The first thing he did when he was invited to sit down was remonstrate about my huge hotel bills for food and liquor. He must have figured a good offense would obviate a good defense. I just sat and looked at him. Since I said nothing, the earlier chastened director now sailed into me for all the time I was costing him.

Pat knew how fast I could work, and her latest martini was doing its thing. She stood up and said, "You…you…you Jewish HITLER!"

This to an Israeli? Oh, boy! He jumped to his feet, his mouth opening and closing like a fish out of water, no sound coming out. "How dare you treat my husband the way you have!" She glared him down, but that was it. She’d shot her bolt and was now out of steam. She sat down.

I just stared up at him.

Finally he said, "I’m sorry. This won’t happen again. I’ll make arrangements for a car first thing in the morning."

"Our plane doesn’t leave until early afternoon," I said.

"I mean to bring you to the set."

"What makes you think I’m coming back?"

"You have to come back."

"I don’t have to do anything of the kind."

He let out a deep breath. "Please."

Am I smart? I bought it! AGAIN!

We cancelled our flight and had a drink with Peter Brown when he got back to the hotel. "You really scared hell out of those two," he said. "I think you finally got them into line." He was smart, too. Almost as smart as me.

The next morning, there was a limo waiting at the hotel. I invited Peter to ride with me. When we got to the set, Yoram was standing outside. As we got out of the car, he said something to the chauffeur in Hebrew. "What’s that about?" I asked.

"I told him to come back at five-thirty to pick you up."

"Hold it," I said to the driver. I turned to Yoram. "You obviously don’t know the rules. This car is mine. It waits here for me."

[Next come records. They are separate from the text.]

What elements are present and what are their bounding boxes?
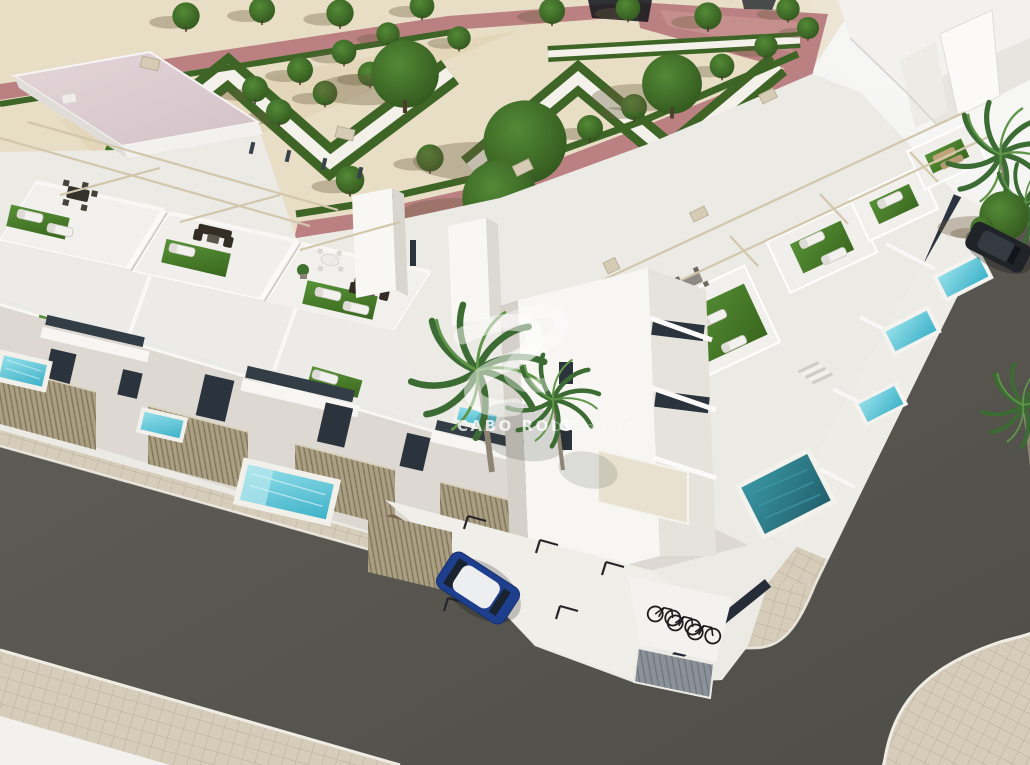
watermark-subtitle: Desde 1970 <box>552 420 634 434</box>
architectural-render: CABO ROIG Desde 1970 <box>0 0 1030 765</box>
render-canvas: CABO ROIG Desde 1970 <box>0 0 1030 765</box>
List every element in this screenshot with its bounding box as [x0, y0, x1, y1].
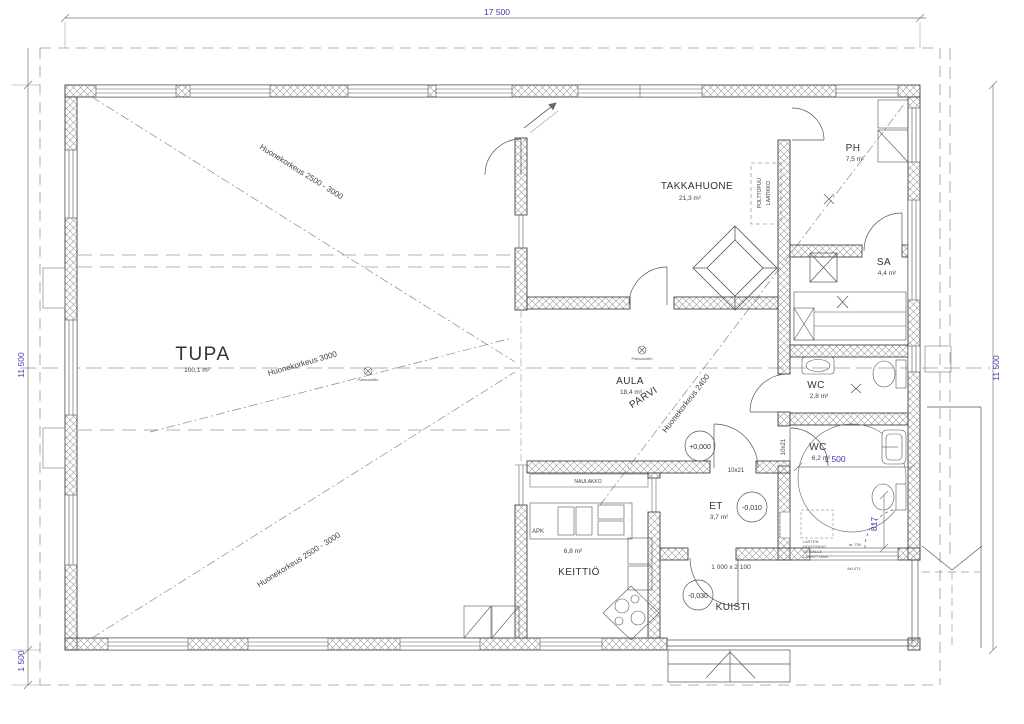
label-window-code: 8x14T1 — [847, 566, 861, 571]
sauna-shower-icon — [837, 296, 848, 308]
room-label-sa: SA — [877, 257, 891, 268]
door-et-aula — [714, 424, 758, 468]
label-firewood-2: LAATIKKO — [766, 181, 772, 205]
room-area-ph: 7,5 m² — [846, 156, 865, 163]
level-et: -0,010 — [742, 505, 762, 512]
room-area-keittio: 6,8 m² — [564, 548, 583, 555]
dim-817: 817 — [869, 517, 879, 531]
room-area-wc-large: 6,2 m² — [812, 455, 831, 462]
room-label-ph: PH — [846, 143, 861, 154]
ph-closets — [878, 100, 908, 162]
level-kuisti: -0,030 — [688, 593, 708, 600]
roof-eaves-outline — [40, 48, 940, 685]
module-grid-lines — [20, 48, 990, 555]
tupa-closets — [464, 606, 519, 638]
note-height-upper: Huonekorkeus 2500 - 3000 — [258, 142, 345, 201]
window-bottom-2 — [248, 638, 328, 650]
level-aula: +0,000 — [689, 444, 711, 451]
window-top-1 — [96, 85, 176, 97]
wc-small-basin — [802, 357, 834, 374]
window-left-1 — [65, 150, 77, 218]
label-dishwasher: APK — [532, 529, 544, 535]
room-label-tupa: TUPA — [175, 344, 230, 365]
window-top-ph — [836, 85, 898, 97]
door-takkahuone-aula — [629, 267, 667, 305]
dim-top: 17 500 — [484, 7, 510, 17]
room-label-keittio: KEITTIÖ — [558, 566, 600, 578]
entrance-steps — [668, 650, 790, 682]
window-bottom-keittio — [540, 638, 602, 650]
smoke-detector-icon-tupa — [364, 367, 372, 375]
wc-small-fan-icon — [851, 384, 861, 393]
smoke-detector-icon-aula — [638, 346, 646, 354]
room-area-takkahuone: 21,3 m² — [679, 195, 702, 202]
label-changing-table-4: LASKETTAVA — [803, 554, 828, 559]
note-height-aula: Huonekorkeus 2400 — [660, 372, 712, 434]
label-smoke-detector-aula: Palovaroitin — [632, 356, 653, 361]
ph-shower-icon — [824, 194, 834, 204]
room-label-et: ET — [709, 501, 723, 512]
window-bottom-1 — [108, 638, 188, 650]
window-top-3 — [348, 85, 428, 97]
window-right-sa — [908, 200, 920, 300]
label-smoke-detector-tupa: Palovaroitin — [358, 377, 379, 382]
dim-left: 11 500 — [16, 352, 26, 378]
label-door-kuisti: 1 000 x 2 100 — [711, 564, 751, 571]
room-area-tupa: 100,1 m² — [184, 367, 210, 374]
window-bottom-3 — [400, 638, 480, 650]
door-ph — [792, 108, 824, 140]
room-label-kuisti: KUISTI — [716, 602, 751, 613]
room-area-wc-small: 2,8 m² — [810, 393, 829, 400]
sauna-stove — [794, 308, 814, 340]
et-wall-box — [780, 512, 790, 538]
floor-plan-page: 17 500 11 500 11 500 1 500 1 500 817 TUP… — [0, 0, 1024, 724]
window-right-wc — [908, 346, 920, 372]
dim-bottom-left: 1 500 — [16, 650, 26, 672]
window-left-2 — [65, 320, 77, 415]
door-wc-small — [750, 374, 788, 412]
dim-right: 11 500 — [991, 355, 1001, 381]
changing-table-dashed — [801, 510, 833, 538]
window-top-2 — [190, 85, 270, 97]
label-coat-rack: NAULAKKO — [574, 479, 601, 485]
room-area-et: 3,7 m² — [710, 514, 729, 521]
window-left-3 — [65, 495, 77, 565]
room-area-sa: 4,4 m² — [878, 270, 897, 277]
room-label-takkahuone: TAKKAHUONE — [661, 181, 733, 192]
label-firewood-1: POLTTOPUU — [757, 178, 763, 208]
window-top-4 — [436, 85, 512, 97]
label-ar750: ar. 750 — [849, 542, 862, 547]
floor-plan-drawing: 17 500 11 500 11 500 1 500 1 500 817 TUP… — [0, 0, 1024, 724]
wc-small-toilet — [873, 360, 906, 388]
door-sa — [864, 213, 902, 251]
note-height-mid: Huonekorkeus 3000 — [267, 349, 339, 378]
note-height-lower: Huonekorkeus 2500 - 3000 — [255, 530, 342, 589]
label-door-wc-large: 10x21 — [781, 438, 787, 455]
parvi-ladder-arrow — [524, 103, 558, 133]
label-door-et: 10x21 — [728, 468, 745, 474]
room-label-wc-large: WC — [809, 442, 826, 453]
wc-large-basin — [882, 430, 906, 464]
window-top-takkahuone — [578, 85, 702, 97]
window-right-ph — [908, 108, 920, 162]
room-label-aula: AULA — [616, 376, 644, 387]
wc-large-toilet — [872, 484, 906, 510]
room-label-wc-small: WC — [807, 380, 824, 391]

"For why?" said Yoram. "For what purpose, to just sit around?"

"Because that’s the deal. I’ll probably go out to eat. I can’t take any more of those crappy box lunches you call food."

"You don’t like our cooking in Israel?"

"Don’t bullshit me, Yoram. The car stays here!"

He nodded and shrugged.

"And another thing. It doesn’t do any company errands. Understood?"

Peter put an arm around my shoulder and we walked into the building. "You really know how to do it, old buddy," he said.

"Pete, you’ve gone out a lot here in Tel Aviv. Figure a place for us to have a nice leisurely lunch."

A few weeks later, we were due to go to the Sea of Galilee for ten days of location shooting. It was the beginning of July 1969 and the heat was intense. I have several memories of that place that remain with me as if it were yesterday. The hotel we stayed in was right at the water’s edge. When I got home from shooting at the end of the day, I could get into a pair of swimming trunks and dive right off the veranda, just outside our bedroom, into the softest, sweetest water in which I ever swam.

The most lasting memory is the night the astronauts landed on the moon. The hotel had set up a television in their dance hall and put folding chairs out for all the guests. Fifteen feet behind the TV, the French doors were open onto the water. As I watched Neil Armstrong descend the ladder from the module and step onto the surface of the moon, I looked past the TV, out through the doors, to where two thousand years ago Jesus Christ is supposed to have walked on the water. It was a strange and wondrous feeling.